Lessons Learned from Fly Fishing

by | Feb 15, 2022 | Uncategorized

For me, fly fishing has become a favorite pastime. I would go as far to call it a passion. Although fly fishing provides me an escape and functions as my “reset” button, it’s common to find parallels between our favorite recreational activities and our professions (or just about anything else life can throw at us for that matter) when you look for them. I’ve reflected on the many ways that fly fishing parallels a personal injury case and how the lessons I’ve learned on the river translate into litigating these types of cases as a career.
It starts with preparation. Going to a river unprepared for the countless variables that can affect your day will usually leave you disappointed. What’s the weather forecast? How are the flows? What’s hatching right now? Am I bringing the right gear? These questions (and many others) begin being asked and answered well before you ever make it to the water to ensure you’re able to control the things that you can. The same is true in representing an injured victim against insurance companies. Preparation begins during the initial consultation with the client and continues throughout the entire case. What are the facts? What are the issues at hand? What are the client’s goals? Do we have the right evidence at our disposal? Have we done due diligence with witnesses? The many questions we answer and appropriately prepare for put us in the best position possible to succeed, both on the river and for our clients.
Even if you’ve adequately prepared; however, adaptability becomes key. When the fishing day, or the case, takes an unexpected turn you need to be able to adapt to changing variables and conditions. Maybe the forecast was wrong. Perhaps you got to your favorite “secret” fishing spot and found it overcrowded with too many anglers. Being able to pivot to a new approach and adapt to changing conditions is necessary for success, again, in both arenas.
When the groundwork has been laid and you’re ready to fish, presentation is key.

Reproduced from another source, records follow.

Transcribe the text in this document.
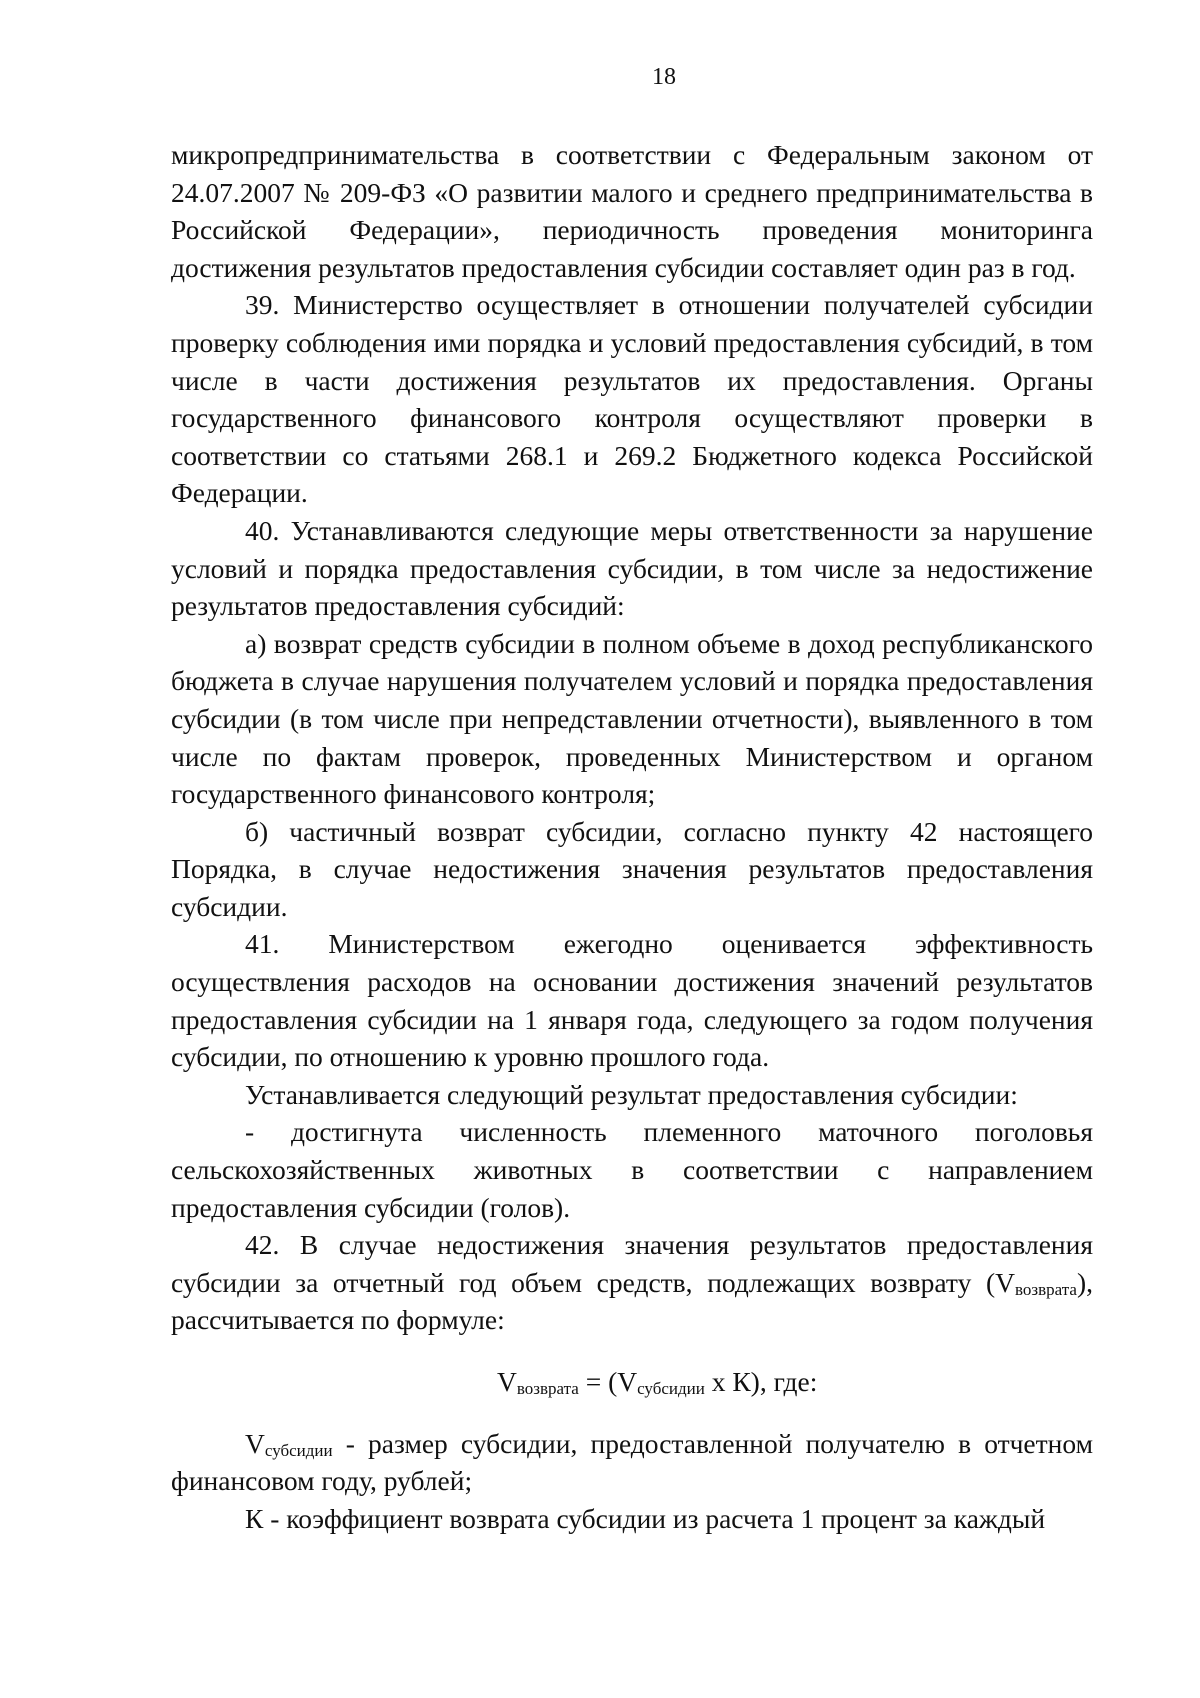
18

микропредпринимательства в соответствии с Федеральным законом от 24.07.2007 № 209-ФЗ «О развитии малого и среднего предпринимательства в Российской Федерации», периодичность проведения мониторинга достижения результатов предоставления субсидии составляет один раз в год.

39. Министерство осуществляет в отношении получателей субсидии проверку соблюдения ими порядка и условий предоставления субсидий, в том числе в части достижения результатов их предоставления. Органы государственного финансового контроля осуществляют проверки в соответствии со статьями 268.1 и 269.2 Бюджетного кодекса Российской Федерации.

40. Устанавливаются следующие меры ответственности за нарушение условий и порядка предоставления субсидии, в том числе за недостижение результатов предоставления субсидий:

а) возврат средств субсидии в полном объеме в доход республиканского бюджета в случае нарушения получателем условий и порядка предоставления субсидии (в том числе при непредставлении отчетности), выявленного в том числе по фактам проверок, проведенных Министерством и органом государственного финансового контроля;

б) частичный возврат субсидии, согласно пункту 42 настоящего Порядка, в случае недостижения значения результатов предоставления субсидии.

41. Министерством ежегодно оценивается эффективность осуществления расходов на основании достижения значений результатов предоставления субсидии на 1 января года, следующего за годом получения субсидии, по отношению к уровню прошлого года.

Устанавливается следующий результат предоставления субсидии:

- достигнута численность племенного маточного поголовья сельскохозяйственных животных в соответствии с направлением предоставления субсидии (голов).

42. В случае недостижения значения результатов предоставления субсидии за отчетный год объем средств, подлежащих возврату (Vвозврата), рассчитывается по формуле:

Vвозврата = (Vсубсидии х К), где:

Vсубсидии - размер субсидии, предоставленной получателю в отчетном финансовом году, рублей;

К - коэффициент возврата субсидии из расчета 1 процент за каждый
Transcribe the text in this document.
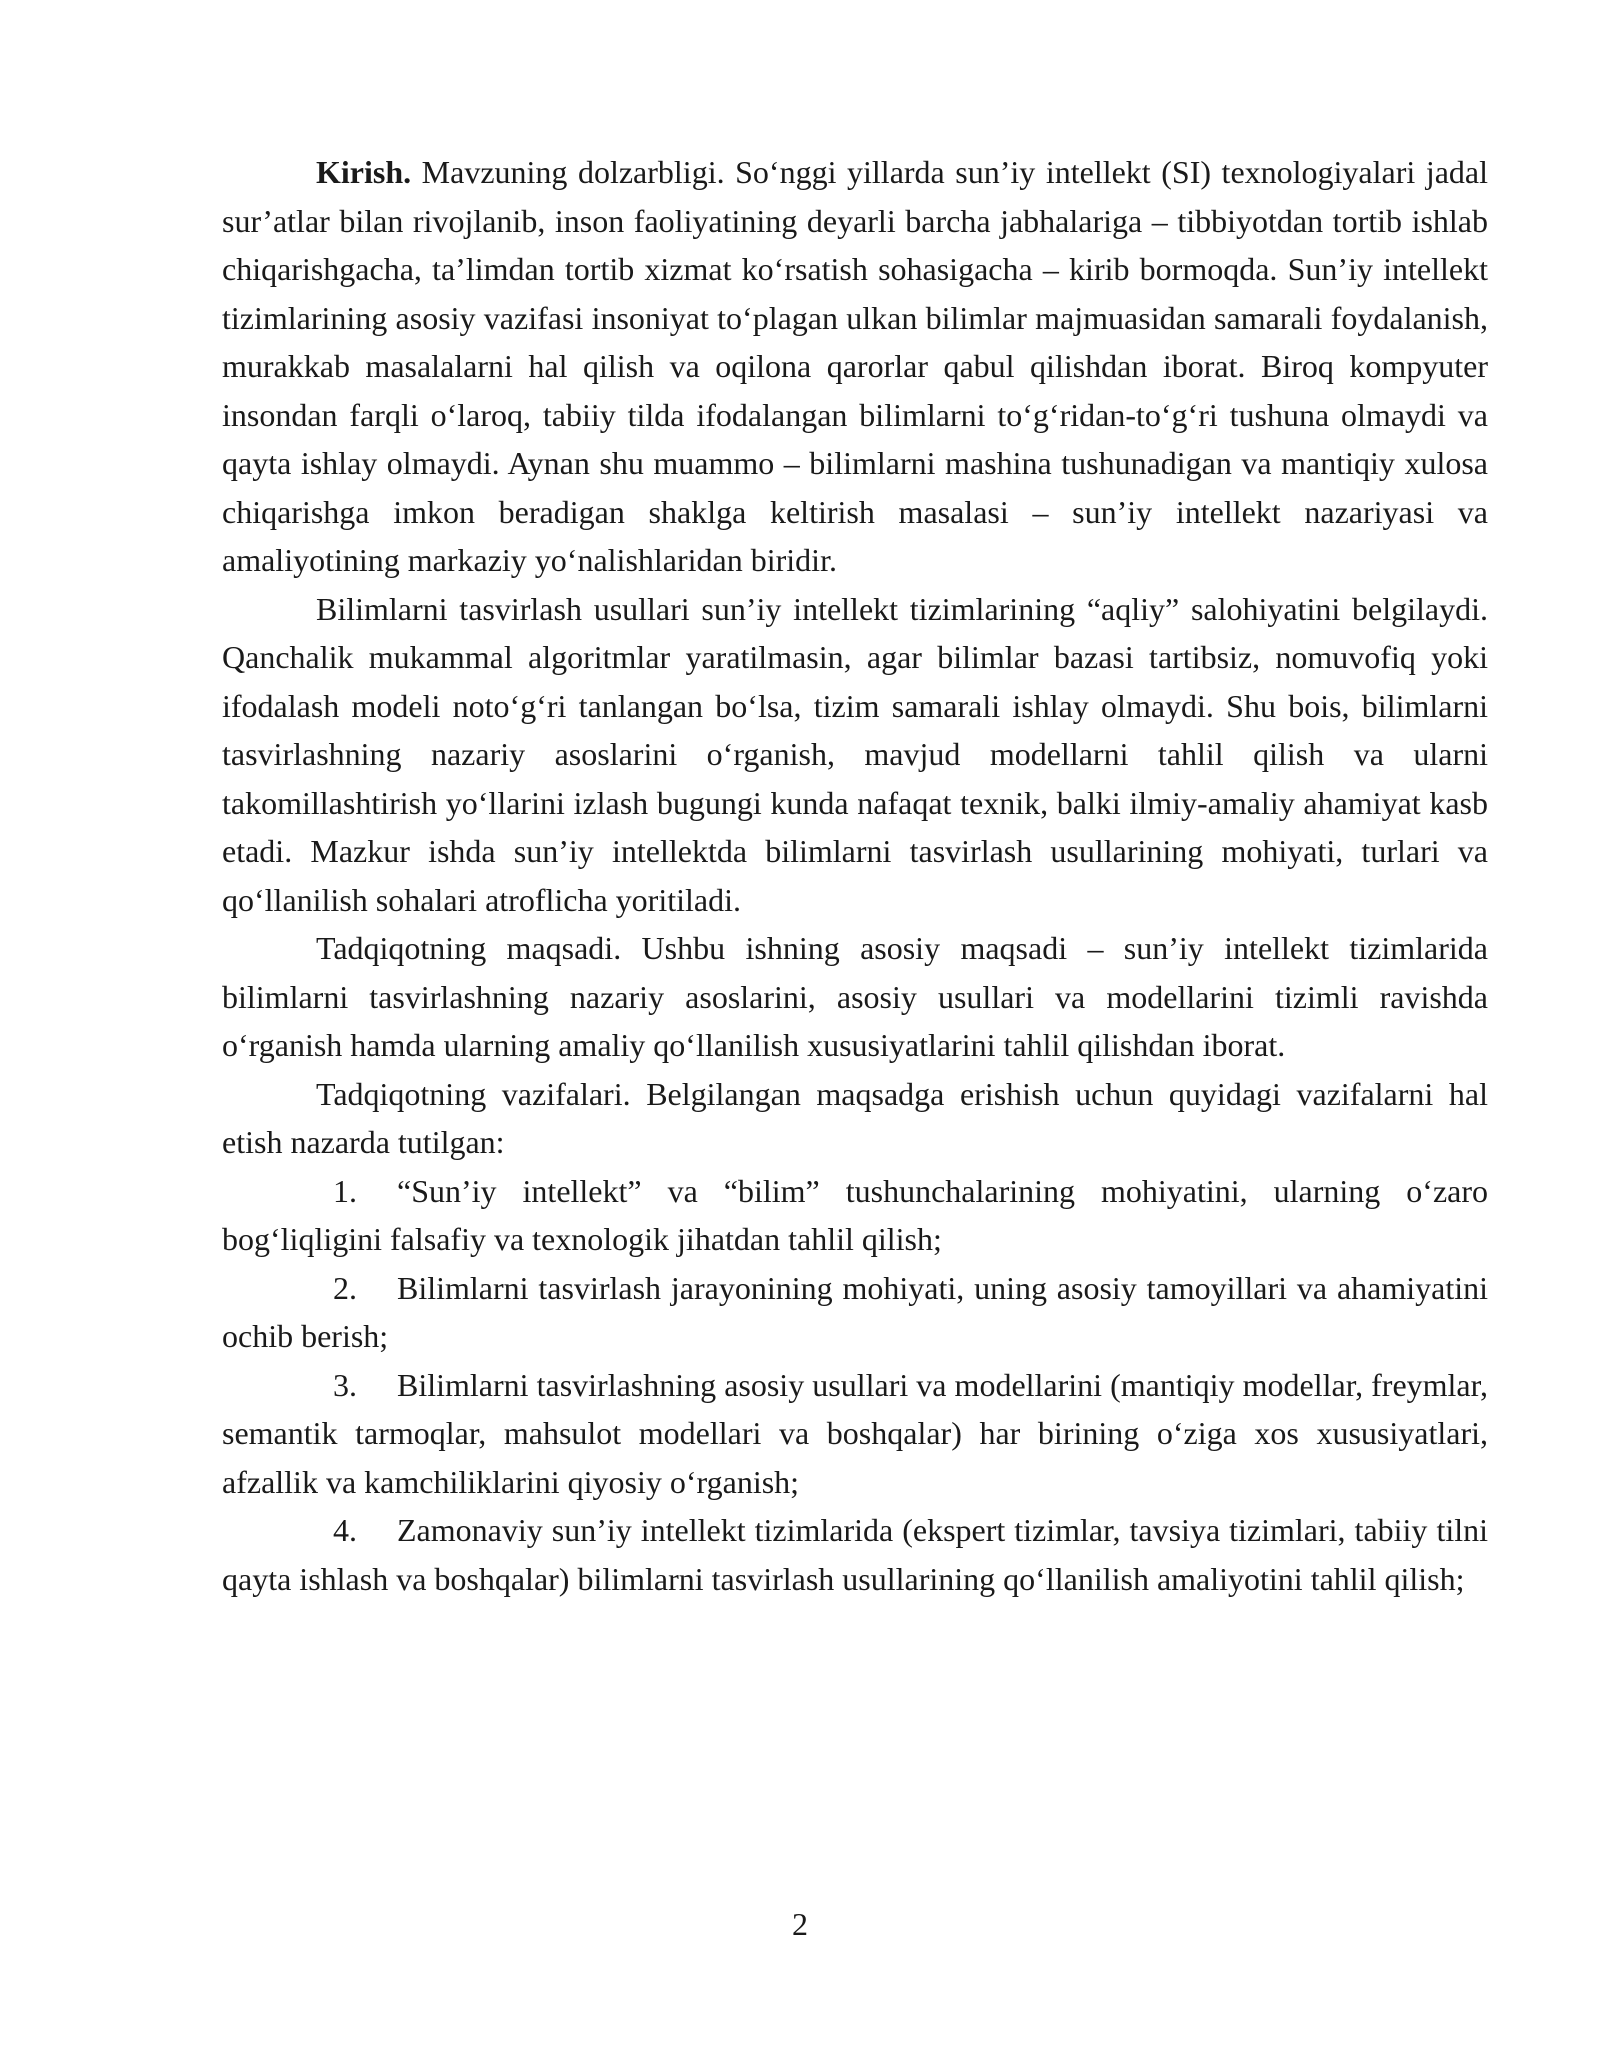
Kirish. Mavzuning dolzarbligi. So‘nggi yillarda sun’iy intellekt (SI) texnologiyalari jadal sur’atlar bilan rivojlanib, inson faoliyatining deyarli barcha jabhalariga – tibbiyotdan tortib ishlab chiqarishgacha, ta’limdan tortib xizmat ko‘rsatish sohasigacha – kirib bormoqda. Sun’iy intellekt tizimlarining asosiy vazifasi insoniyat to‘plagan ulkan bilimlar majmuasidan samarali foydalanish, murakkab masalalarni hal qilish va oqilona qarorlar qabul qilishdan iborat. Biroq kompyuter insondan farqli o‘laroq, tabiiy tilda ifodalangan bilimlarni to‘g‘ridan-to‘g‘ri tushuna olmaydi va qayta ishlay olmaydi. Aynan shu muammo – bilimlarni mashina tushunadigan va mantiqiy xulosa chiqarishga imkon beradigan shaklga keltirish masalasi – sun’iy intellekt nazariyasi va amaliyotining markaziy yo‘nalishlaridan biridir.

Bilimlarni tasvirlash usullari sun’iy intellekt tizimlarining “aqliy” salohiyatini belgilaydi. Qanchalik mukammal algoritmlar yaratilmasin, agar bilimlar bazasi tartibsiz, nomuvofiq yoki ifodalash modeli noto‘g‘ri tanlangan bo‘lsa, tizim samarali ishlay olmaydi. Shu bois, bilimlarni tasvirlashning nazariy asoslarini o‘rganish, mavjud modellarni tahlil qilish va ularni takomillashtirish yo‘llarini izlash bugungi kunda nafaqat texnik, balki ilmiy-amaliy ahamiyat kasb etadi. Mazkur ishda sun’iy intellektda bilimlarni tasvirlash usullarining mohiyati, turlari va qo‘llanilish sohalari atroflicha yoritiladi.

Tadqiqotning maqsadi. Ushbu ishning asosiy maqsadi – sun’iy intellekt tizimlarida bilimlarni tasvirlashning nazariy asoslarini, asosiy usullari va modellarini tizimli ravishda o‘rganish hamda ularning amaliy qo‘llanilish xususiyatlarini tahlil qilishdan iborat.

Tadqiqotning vazifalari. Belgilangan maqsadga erishish uchun quyidagi vazifalarni hal etish nazarda tutilgan:

1. “Sun’iy intellekt” va “bilim” tushunchalarining mohiyatini, ularning o‘zaro bog‘liqligini falsafiy va texnologik jihatdan tahlil qilish;

2. Bilimlarni tasvirlash jarayonining mohiyati, uning asosiy tamoyillari va ahamiyatini ochib berish;

3. Bilimlarni tasvirlashning asosiy usullari va modellarini (mantiqiy modellar, freymlar, semantik tarmoqlar, mahsulot modellari va boshqalar) har birining o‘ziga xos xususiyatlari, afzallik va kamchiliklarini qiyosiy o‘rganish;

4. Zamonaviy sun’iy intellekt tizimlarida (ekspert tizimlar, tavsiya tizimlari, tabiiy tilni qayta ishlash va boshqalar) bilimlarni tasvirlash usullarining qo‘llanilish amaliyotini tahlil qilish;

2
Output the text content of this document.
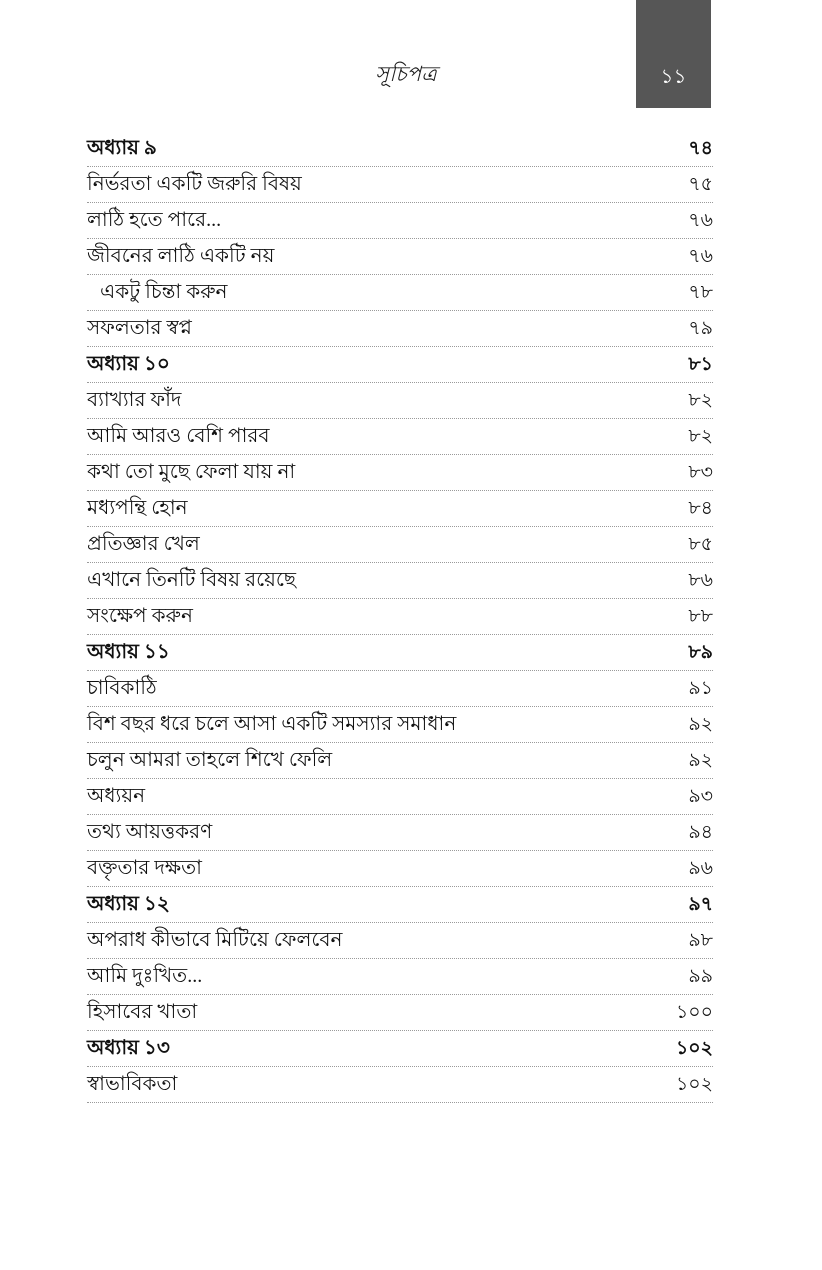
সূচিপত্র	১১
অধ্যায় ৯	৭৪
নির্ভরতা একটি জরুরি বিষয়	৭৫
লাঠি হতে পারে...	৭৬
জীবনের লাঠি একটি নয়	৭৬
একটু চিন্তা করুন	৭৮
সফলতার স্বপ্ন	৭৯
অধ্যায় ১০	৮১
ব্যাখ্যার ফাঁদ	৮২
আমি আরও বেশি পারব	৮২
কথা তো মুছে ফেলা যায় না	৮৩
মধ্যপন্থি হোন	৮৪
প্রতিজ্ঞার খেল	৮৫
এখানে তিনটি বিষয় রয়েছে	৮৬
সংক্ষেপ করুন	৮৮
অধ্যায় ১১	৮৯
চাবিকাঠি	৯১
বিশ বছর ধরে চলে আসা একটি সমস্যার সমাধান	৯২
চলুন আমরা তাহলে শিখে ফেলি	৯২
অধ্যয়ন	৯৩
তথ্য আয়ত্তকরণ	৯৪
বক্তৃতার দক্ষতা	৯৬
অধ্যায় ১২	৯৭
অপরাধ কীভাবে মিটিয়ে ফেলবেন	৯৮
আমি দুঃখিত...	৯৯
হিসাবের খাতা	১০০
অধ্যায় ১৩	১০২
স্বাভাবিকতা	১০২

Presenting a fly to a cynical fish is akin to presenting your case to the skeptical insurance adjuster. The cast must be appropriately placed with the correct fly or you run the high risk of spooking the fish. In a personal injury case, the presentation of the facts, evidence and their application to the law at hand is paramount to a successful resolution. Haphazardly presenting a case to an insurance adjuster without the right preparation and presentation is like fishing into a 50 mph headwind – you won’t get very far.
So you’ve prepared and you’re ready to adapt should your game plan change. You’ve given the perfect presentation of your fly and you finally feel a strike. Setting the line and landing the fish are the most exciting, yet challenging, steps of the process. Methodical, constant tension on the line helps you get the fish in the net. The same is true in a personal injury case. Keeping methodical pressure on the insurance adjuster without a knee-jerk initial reaction tends to result in a better outcome, just like when you’re on the river.
There are several other parallels that could be drawn between fly fishing and litigating personal injury cases, but I know in my life that both are my passion and the lessons learned from each carry over to one another every day.